La Policía Nacional ha desmantelado un punto de venta de droga que operaba en el interior de un pub-cafetería del Barrio del Progreso, en Murcia, y ha detenido al presunto responsable de la actividad ilícita como autor de un delito de tráfico de drogas.
La investigación comenzó después de que los agentes detectaran un incremento de pequeños delitos en la zona y recibieran numerosas quejas vecinales por las molestias generadas en las inmediaciones del establecimiento, donde existía un continuo trasiego de personas relacionadas con el consumo de sustancias estupefacientes.
Las pesquisas policiales permitieron comprobar que los clientes accedían al local y solicitaban una bebida utilizando una serie de códigos previamente establecidos, en función de la cantidad de droga que deseaban adquirir. Tras entregar el dinero en la barra, el investigado se dirigía al almacén del establecimiento y regresaba instantes después para entregar la sustancia estupefaciente, que en muchos casos era consumida en el propio local.
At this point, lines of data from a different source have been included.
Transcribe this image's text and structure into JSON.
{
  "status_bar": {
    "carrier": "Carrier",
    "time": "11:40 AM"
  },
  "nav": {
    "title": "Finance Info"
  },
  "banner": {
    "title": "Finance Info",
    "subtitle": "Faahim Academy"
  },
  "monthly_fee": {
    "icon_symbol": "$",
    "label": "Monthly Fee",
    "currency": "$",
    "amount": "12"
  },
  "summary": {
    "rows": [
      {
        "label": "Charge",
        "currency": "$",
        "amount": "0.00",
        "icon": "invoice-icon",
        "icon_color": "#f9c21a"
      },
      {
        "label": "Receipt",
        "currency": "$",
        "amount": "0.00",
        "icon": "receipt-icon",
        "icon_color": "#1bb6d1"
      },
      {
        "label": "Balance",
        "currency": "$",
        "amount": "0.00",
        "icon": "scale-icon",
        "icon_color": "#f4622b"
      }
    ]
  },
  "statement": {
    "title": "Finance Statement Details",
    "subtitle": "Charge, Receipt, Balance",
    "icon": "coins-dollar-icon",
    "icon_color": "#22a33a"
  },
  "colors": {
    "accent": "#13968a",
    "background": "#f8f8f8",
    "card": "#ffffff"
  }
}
Durante la inspección realizada por el Grupo de Estupefacientes de la Jefatura Superior de Policía de Murcia, los agentes descubrieron que la droga se ocultaba en el interior de los palos de escobas y fregonas almacenados en el establecimiento, un método utilizado para dificultar su localización.
En la operación fueron intervenidas 171 papelinas de cocaína, preparadas y envasadas de forma individual para facilitar su venta, además de más de 5.000 euros en efectivo, que los investigadores consideran procedentes de la actividad de menudeo desarrollada en el local.
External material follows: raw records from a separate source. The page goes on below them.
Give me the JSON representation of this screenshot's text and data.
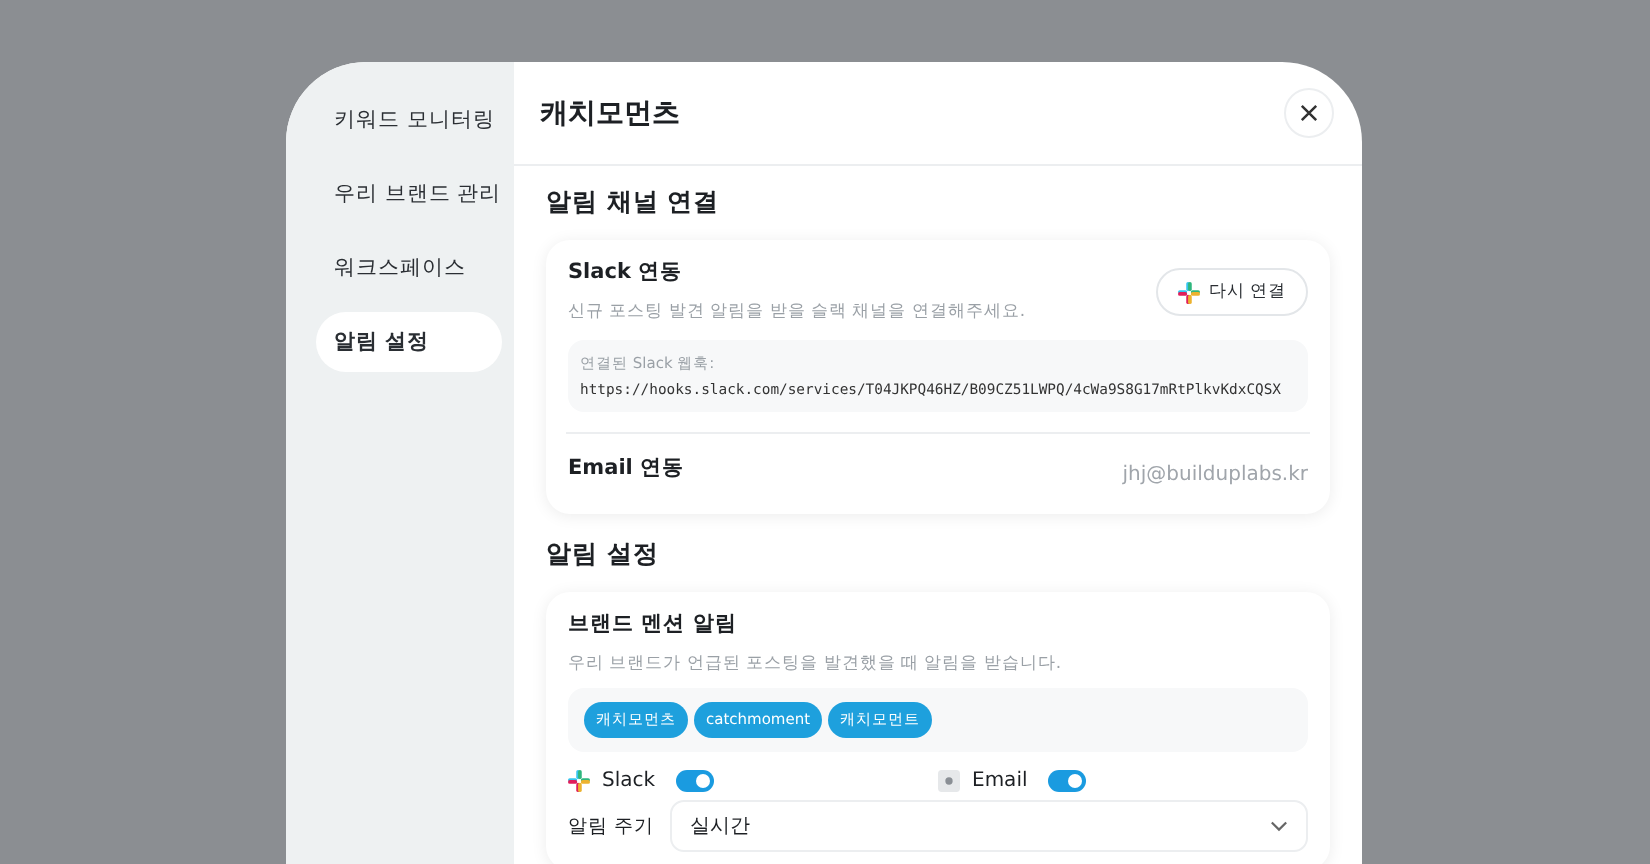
{
  "sidebar": {
    "items": [
      {
        "label": "키워드 모니터링",
        "selected": false
      },
      {
        "label": "우리 브랜드 관리",
        "selected": false
      },
      {
        "label": "워크스페이스",
        "selected": false
      },
      {
        "label": "알림 설정",
        "selected": true
      }
    ]
  },
  "header": {
    "title": "캐치모먼츠"
  },
  "channel_connection": {
    "title": "알림 채널 연결",
    "slack": {
      "title": "Slack 연동",
      "description": "신규 포스팅 발견 알림을 받을 슬랙 채널을 연결해주세요.",
      "button": "다시 연결",
      "webhook_label": "연결된 Slack 웹훅:",
      "webhook_url": "https://hooks.slack.com/services/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"
    },
    "email": {
      "title": "Email 연동",
      "value": "jhj@builduplabs.kr"
    }
  },
  "alert_settings": {
    "title": "알림 설정",
    "brand_mention": {
      "title": "브랜드 멘션 알림",
      "description": "우리 브랜드가 언급된 포스팅을 발견했을 때 알림을 받습니다.",
      "tags": [
        "캐치모먼츠",
        "catchmoment",
        "캐치모먼트"
      ],
      "channels": [
        {
          "kind": "slack",
          "label": "Slack",
          "on": true
        },
        {
          "kind": "email",
          "label": "Email",
          "on": true
        }
      ],
      "frequency": {
        "label": "알림 주기",
        "value": "실시간"
      }
    }
  }
}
Como resultado de la actuación, el único investigado fue detenido y puesto a disposición de la autoridad judicial como presunto autor de un delito contra la salud pública por tráfico de drogas.
La investigación se inició por las quejas vecinales
La Policía Nacional ha explicado que el operativo se puso en marcha tras constatar un aumento de la delincuencia de menor entidad en la zona y las reiteradas denuncias de vecinos por la actividad que se desarrollaba en el establecimiento.
La intervención permitió poner fin a un punto de venta de droga que, según la investigación, utilizaba la apariencia de un negocio de hostelería para distribuir sustancias estupefacientes entre los consumidores.